- Prep-time: / Ready In:
- Makes 4 cups
- print/save recipe
This vibrant, verdant chilled soup is surprisingly easy to make: Beyond submerging the peas in boiling water for a minute, it requires no cooking. To achieve the best flavor and avoid bitterness, we recommend using a mix of different spring greens.
- 1 cup frozen peas
- 8 cups (8 to 10 oz. by weight) assorted spring greens (spinach, arugula, baby chard, and/or baby kale)
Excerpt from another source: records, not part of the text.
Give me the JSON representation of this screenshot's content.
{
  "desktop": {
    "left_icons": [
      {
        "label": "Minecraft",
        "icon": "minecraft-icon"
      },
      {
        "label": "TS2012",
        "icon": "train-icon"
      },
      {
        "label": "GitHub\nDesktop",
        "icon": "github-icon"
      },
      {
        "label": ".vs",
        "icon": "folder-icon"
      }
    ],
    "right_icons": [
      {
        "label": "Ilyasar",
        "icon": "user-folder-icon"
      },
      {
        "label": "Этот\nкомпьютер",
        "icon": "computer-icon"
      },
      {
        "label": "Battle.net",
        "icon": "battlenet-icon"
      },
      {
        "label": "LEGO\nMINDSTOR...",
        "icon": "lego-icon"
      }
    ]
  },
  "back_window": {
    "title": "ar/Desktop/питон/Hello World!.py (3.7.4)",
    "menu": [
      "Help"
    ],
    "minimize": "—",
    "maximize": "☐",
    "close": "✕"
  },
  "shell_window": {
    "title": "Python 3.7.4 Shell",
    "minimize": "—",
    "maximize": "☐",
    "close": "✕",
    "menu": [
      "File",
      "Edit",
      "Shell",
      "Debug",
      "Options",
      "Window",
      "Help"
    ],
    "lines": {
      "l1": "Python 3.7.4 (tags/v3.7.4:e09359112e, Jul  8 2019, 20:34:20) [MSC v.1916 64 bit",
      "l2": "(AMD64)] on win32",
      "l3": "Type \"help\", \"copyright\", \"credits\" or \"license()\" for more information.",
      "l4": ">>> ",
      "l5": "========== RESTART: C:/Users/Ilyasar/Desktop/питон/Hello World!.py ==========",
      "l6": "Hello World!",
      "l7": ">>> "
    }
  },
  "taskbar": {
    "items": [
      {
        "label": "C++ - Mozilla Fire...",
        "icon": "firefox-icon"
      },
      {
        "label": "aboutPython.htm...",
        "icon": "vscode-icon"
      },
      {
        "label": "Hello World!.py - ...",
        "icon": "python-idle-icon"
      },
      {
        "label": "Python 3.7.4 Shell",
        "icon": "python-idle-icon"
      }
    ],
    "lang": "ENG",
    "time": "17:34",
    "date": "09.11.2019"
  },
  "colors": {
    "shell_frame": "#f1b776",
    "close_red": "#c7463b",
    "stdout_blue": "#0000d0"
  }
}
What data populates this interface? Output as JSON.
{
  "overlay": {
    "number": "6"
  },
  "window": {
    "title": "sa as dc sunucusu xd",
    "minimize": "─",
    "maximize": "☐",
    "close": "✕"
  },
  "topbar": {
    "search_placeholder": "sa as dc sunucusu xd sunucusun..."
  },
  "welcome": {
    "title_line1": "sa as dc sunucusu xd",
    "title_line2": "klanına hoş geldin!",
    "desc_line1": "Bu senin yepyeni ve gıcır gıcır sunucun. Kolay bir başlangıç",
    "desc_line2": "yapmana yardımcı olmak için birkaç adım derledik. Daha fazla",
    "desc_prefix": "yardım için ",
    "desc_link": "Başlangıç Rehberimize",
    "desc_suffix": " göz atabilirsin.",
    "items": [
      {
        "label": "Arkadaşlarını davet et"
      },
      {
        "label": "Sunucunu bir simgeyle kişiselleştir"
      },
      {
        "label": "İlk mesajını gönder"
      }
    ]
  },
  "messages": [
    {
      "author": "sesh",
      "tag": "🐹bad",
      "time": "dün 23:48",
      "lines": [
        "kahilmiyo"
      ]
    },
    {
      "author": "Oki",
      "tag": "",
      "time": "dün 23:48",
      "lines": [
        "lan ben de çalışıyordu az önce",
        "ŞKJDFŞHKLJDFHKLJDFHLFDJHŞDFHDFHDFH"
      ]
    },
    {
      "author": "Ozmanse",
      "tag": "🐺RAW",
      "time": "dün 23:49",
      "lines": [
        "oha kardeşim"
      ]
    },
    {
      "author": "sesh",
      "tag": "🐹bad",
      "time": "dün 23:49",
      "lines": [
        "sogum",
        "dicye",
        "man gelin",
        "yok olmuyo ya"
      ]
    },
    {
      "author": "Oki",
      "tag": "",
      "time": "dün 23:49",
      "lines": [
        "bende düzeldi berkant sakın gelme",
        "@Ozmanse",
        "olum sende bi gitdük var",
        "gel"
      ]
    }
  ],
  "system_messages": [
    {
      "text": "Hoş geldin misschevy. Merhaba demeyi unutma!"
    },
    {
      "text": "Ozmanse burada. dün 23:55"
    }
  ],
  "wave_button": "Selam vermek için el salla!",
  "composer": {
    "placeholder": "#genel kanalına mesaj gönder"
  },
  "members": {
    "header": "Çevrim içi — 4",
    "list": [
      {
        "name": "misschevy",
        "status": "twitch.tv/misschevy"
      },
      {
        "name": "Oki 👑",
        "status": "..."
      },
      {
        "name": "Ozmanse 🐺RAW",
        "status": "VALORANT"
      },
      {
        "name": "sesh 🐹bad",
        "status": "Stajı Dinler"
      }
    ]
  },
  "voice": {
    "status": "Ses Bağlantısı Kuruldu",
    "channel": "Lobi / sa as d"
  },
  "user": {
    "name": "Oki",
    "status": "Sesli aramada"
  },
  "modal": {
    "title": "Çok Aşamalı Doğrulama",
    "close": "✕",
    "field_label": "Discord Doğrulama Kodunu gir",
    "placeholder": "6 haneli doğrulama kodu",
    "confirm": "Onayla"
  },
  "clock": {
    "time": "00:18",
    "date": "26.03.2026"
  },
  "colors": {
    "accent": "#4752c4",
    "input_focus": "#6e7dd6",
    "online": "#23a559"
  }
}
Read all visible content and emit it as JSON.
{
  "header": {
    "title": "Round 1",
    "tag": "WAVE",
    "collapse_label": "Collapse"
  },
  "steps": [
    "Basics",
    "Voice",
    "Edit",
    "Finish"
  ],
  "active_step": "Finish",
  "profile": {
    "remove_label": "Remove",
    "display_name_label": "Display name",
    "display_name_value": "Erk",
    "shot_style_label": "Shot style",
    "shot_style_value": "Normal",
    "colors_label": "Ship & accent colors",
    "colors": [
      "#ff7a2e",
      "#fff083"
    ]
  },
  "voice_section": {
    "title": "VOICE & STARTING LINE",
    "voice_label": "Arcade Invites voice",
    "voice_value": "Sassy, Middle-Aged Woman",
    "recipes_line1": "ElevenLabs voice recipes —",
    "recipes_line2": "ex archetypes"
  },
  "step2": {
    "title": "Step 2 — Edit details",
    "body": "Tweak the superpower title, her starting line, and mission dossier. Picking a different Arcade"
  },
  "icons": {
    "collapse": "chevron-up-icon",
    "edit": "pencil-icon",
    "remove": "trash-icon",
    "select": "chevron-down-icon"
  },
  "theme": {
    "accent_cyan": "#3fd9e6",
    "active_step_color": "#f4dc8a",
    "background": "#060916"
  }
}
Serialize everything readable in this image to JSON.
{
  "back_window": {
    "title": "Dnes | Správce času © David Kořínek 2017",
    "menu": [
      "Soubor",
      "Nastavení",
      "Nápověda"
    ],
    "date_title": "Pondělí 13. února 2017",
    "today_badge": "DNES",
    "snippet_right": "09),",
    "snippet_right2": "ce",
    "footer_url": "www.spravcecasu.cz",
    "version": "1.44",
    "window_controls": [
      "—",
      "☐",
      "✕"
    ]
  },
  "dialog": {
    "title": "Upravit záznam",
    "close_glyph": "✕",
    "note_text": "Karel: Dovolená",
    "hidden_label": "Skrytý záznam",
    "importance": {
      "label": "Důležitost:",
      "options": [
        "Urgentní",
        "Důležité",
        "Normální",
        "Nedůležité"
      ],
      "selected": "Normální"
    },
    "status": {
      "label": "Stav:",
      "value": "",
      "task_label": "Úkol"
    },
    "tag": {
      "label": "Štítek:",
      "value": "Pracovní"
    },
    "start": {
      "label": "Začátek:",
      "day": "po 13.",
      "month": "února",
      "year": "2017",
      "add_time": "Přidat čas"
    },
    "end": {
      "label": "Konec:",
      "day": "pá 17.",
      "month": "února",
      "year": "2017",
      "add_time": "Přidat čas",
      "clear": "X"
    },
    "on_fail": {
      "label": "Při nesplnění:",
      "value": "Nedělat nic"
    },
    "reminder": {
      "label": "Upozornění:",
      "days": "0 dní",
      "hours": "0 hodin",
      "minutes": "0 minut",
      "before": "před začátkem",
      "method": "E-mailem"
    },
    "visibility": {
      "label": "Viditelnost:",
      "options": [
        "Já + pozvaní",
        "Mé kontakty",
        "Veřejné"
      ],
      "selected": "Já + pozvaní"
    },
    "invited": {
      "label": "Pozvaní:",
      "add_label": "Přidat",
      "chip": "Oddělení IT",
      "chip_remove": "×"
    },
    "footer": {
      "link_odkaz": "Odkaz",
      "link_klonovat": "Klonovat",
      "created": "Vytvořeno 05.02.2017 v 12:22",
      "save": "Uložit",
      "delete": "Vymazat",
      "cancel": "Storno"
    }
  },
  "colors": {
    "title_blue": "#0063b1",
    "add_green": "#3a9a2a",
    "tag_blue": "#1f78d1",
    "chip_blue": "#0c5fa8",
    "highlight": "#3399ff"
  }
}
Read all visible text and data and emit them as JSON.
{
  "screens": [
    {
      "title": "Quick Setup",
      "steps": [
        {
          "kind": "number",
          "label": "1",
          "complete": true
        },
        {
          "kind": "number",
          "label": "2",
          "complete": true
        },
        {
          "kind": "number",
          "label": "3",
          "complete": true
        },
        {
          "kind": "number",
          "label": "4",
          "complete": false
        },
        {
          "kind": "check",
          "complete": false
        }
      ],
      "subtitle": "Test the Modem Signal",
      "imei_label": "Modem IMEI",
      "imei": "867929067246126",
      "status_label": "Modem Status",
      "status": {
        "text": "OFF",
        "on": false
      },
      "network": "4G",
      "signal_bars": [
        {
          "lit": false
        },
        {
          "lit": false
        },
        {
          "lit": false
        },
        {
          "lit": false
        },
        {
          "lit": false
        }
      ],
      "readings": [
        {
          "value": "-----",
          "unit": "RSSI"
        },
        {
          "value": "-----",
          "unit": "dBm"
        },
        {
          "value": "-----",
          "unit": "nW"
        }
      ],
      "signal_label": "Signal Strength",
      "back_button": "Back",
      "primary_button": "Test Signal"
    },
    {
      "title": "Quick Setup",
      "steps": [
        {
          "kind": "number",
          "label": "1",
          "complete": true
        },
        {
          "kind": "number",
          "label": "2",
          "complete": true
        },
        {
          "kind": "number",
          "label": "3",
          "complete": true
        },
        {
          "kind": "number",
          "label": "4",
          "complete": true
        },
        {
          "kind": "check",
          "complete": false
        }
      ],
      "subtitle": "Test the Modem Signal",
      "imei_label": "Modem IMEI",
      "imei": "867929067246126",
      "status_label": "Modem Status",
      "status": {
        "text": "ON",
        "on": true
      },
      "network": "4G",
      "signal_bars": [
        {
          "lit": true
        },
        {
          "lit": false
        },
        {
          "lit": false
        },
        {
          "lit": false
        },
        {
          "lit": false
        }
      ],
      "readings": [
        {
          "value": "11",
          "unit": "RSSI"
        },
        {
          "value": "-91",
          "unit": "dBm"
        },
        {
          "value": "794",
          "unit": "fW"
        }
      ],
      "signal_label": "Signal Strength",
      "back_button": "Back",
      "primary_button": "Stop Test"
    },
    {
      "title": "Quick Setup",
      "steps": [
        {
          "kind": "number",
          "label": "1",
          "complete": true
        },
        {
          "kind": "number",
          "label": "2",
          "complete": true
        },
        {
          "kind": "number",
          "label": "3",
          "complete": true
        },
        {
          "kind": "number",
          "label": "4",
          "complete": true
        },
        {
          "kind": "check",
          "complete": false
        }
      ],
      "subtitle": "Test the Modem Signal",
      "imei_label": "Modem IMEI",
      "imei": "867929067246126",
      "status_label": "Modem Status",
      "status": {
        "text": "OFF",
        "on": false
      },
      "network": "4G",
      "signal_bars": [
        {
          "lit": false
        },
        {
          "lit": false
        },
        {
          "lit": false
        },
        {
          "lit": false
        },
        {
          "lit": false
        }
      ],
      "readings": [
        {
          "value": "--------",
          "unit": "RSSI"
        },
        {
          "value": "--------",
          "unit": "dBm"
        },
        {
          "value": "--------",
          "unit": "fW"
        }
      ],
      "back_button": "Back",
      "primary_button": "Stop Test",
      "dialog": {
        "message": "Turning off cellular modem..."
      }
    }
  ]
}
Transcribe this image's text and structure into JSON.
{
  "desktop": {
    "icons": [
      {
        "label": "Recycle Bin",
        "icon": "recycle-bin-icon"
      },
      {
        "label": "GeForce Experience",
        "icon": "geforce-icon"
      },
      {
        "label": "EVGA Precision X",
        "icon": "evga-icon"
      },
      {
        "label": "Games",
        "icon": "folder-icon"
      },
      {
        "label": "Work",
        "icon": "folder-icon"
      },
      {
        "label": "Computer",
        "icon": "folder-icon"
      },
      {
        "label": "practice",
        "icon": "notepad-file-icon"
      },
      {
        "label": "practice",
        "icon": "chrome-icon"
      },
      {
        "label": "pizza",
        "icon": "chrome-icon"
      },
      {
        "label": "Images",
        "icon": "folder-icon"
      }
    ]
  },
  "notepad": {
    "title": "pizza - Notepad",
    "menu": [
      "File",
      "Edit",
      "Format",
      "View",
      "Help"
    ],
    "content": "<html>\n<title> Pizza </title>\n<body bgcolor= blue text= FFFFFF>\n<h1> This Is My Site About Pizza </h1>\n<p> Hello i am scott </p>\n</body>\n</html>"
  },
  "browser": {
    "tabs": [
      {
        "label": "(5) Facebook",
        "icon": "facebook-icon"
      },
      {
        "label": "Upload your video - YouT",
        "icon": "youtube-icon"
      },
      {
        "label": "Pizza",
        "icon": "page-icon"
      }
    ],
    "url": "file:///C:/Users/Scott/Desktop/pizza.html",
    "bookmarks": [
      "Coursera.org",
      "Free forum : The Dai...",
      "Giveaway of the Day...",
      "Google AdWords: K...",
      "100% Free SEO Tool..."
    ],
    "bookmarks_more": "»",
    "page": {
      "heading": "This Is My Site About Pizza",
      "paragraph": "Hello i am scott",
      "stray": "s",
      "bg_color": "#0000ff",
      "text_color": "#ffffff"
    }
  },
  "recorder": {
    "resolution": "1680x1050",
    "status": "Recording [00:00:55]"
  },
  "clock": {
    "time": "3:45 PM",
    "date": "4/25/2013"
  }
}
- 1 medium cucumber (9 to 10 oz.), halved, seeded, and chopped
- ½ of an avocado, peeled and chopped
- 1 lemon, zested and juiced
- 1 cup low-sodium vegetable broth
- Freshly ground black pepper, to taste
- ¼ cup chopped fresh parsley
- ¼ cup very thin radish matchsticks
- 1 tablespoon chopped fresh chives
- ¼ cup unflavored plant milk, such as almond, soy, cashew, or rice
- Crispbread crackers (optional)
- In a small heatproof bowl place peas and enough boiling water to cover. Let stand 1 minute; drain well. In a blender combine peas, spring greens, cucumber, avocado, the lemon juice, and broth. Cover and blend until smooth. Transfer to a bowl. Season with pepper. Cover and chill at least 4 hours.
- For gremolata, in a small bowl combine parsley, radishes, chives, and the lemon zest. Cover and chill until ready to use.
- Before serving, stir milk into soup. Top servings with gremolata. Serve with crackers.